The TBS representative said, “TBS Group has just restructured its business model into two main groups – manufacturing for the fashion industry as well as investing in real estate and industrial infrastructure.”
He said that in the coming time, the group will continue to allocate investment in the industrial production segment including shoes, bags, soles, and supporting industries. Another key focus area is the hospitality segment with the Mai House brand and residential real estate, including high-rise apartment buildings in combination with commercial centres.
With its strength in the real estate market, especially in the southern province of Binh Duong, TBS Group expects to transform TBS Land into a prestigious developer with a strong presence in the market.
“TBS boasts strategic land reserves in Binh Duong. The leadership team also recognised the rapid urbanisation rate in Vietnam, which can be clearly observed in major areas in the east of Ho Chi Minh City like Di An, Thuan An, and Thu Duc,” the representative said.
In addition, investment has constantly been poured into key national transport projects such as ring road 3 and 4, Suoi Tien-Ben Thanh Metro Line, expansion of the National Highway No.13, and so on. “Improved infrastructure leads to the comprehensive development of services, entertainment, and residential projects in Binh Duong, turning the locality into a magnet to foreign investment, experts, and workers,” he added.

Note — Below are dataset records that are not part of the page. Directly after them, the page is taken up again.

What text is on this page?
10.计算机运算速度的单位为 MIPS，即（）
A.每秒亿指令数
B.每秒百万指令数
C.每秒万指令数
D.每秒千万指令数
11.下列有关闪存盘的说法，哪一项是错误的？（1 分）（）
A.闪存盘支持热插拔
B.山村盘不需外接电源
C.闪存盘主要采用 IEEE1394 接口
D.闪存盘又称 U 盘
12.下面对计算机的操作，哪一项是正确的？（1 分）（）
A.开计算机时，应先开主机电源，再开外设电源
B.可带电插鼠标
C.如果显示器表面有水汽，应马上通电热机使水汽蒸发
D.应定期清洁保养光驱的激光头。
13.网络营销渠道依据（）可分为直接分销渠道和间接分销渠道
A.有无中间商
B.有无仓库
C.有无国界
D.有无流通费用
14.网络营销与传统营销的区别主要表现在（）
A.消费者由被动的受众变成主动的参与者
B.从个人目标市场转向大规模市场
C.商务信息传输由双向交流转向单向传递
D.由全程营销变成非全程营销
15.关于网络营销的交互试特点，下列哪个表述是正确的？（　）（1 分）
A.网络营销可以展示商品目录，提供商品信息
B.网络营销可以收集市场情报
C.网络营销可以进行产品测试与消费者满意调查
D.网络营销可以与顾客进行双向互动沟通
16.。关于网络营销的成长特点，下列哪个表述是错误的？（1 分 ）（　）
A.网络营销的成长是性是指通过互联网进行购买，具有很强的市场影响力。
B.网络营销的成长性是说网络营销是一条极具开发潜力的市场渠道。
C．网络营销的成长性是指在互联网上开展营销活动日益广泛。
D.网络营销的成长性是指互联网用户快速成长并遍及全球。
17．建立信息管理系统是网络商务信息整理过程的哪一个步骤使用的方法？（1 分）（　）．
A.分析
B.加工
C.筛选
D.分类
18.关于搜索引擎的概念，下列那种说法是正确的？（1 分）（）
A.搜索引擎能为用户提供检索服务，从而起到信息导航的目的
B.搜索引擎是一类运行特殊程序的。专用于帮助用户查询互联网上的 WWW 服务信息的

The leader is also upbeat about the outlook of industrial real estate in Vietnam in the next 10 years, which boasts ample potential for investors. The bright outlook is underpinned by the strong local and foreign capital.
Reports by the Ministry of Planning and Investment showed that Vietnam attracted $4.42 billion in the first quarter of 2022, up 8 per cent from the same period last year and the highest first-quarter result over the past five years. Among them, Binh Duong is the third-largest recipient of foreign direct investment in Vietnam.
In addition, industrial zones are reviving after the pandemic with a positive industrial production index. Meanwhile, key export markets such as the United States, South Korea, Japan, Taiwan, and Hong Kong are also reopening. At the same time, localities continue to accelerate administrative reforms to attract more investors.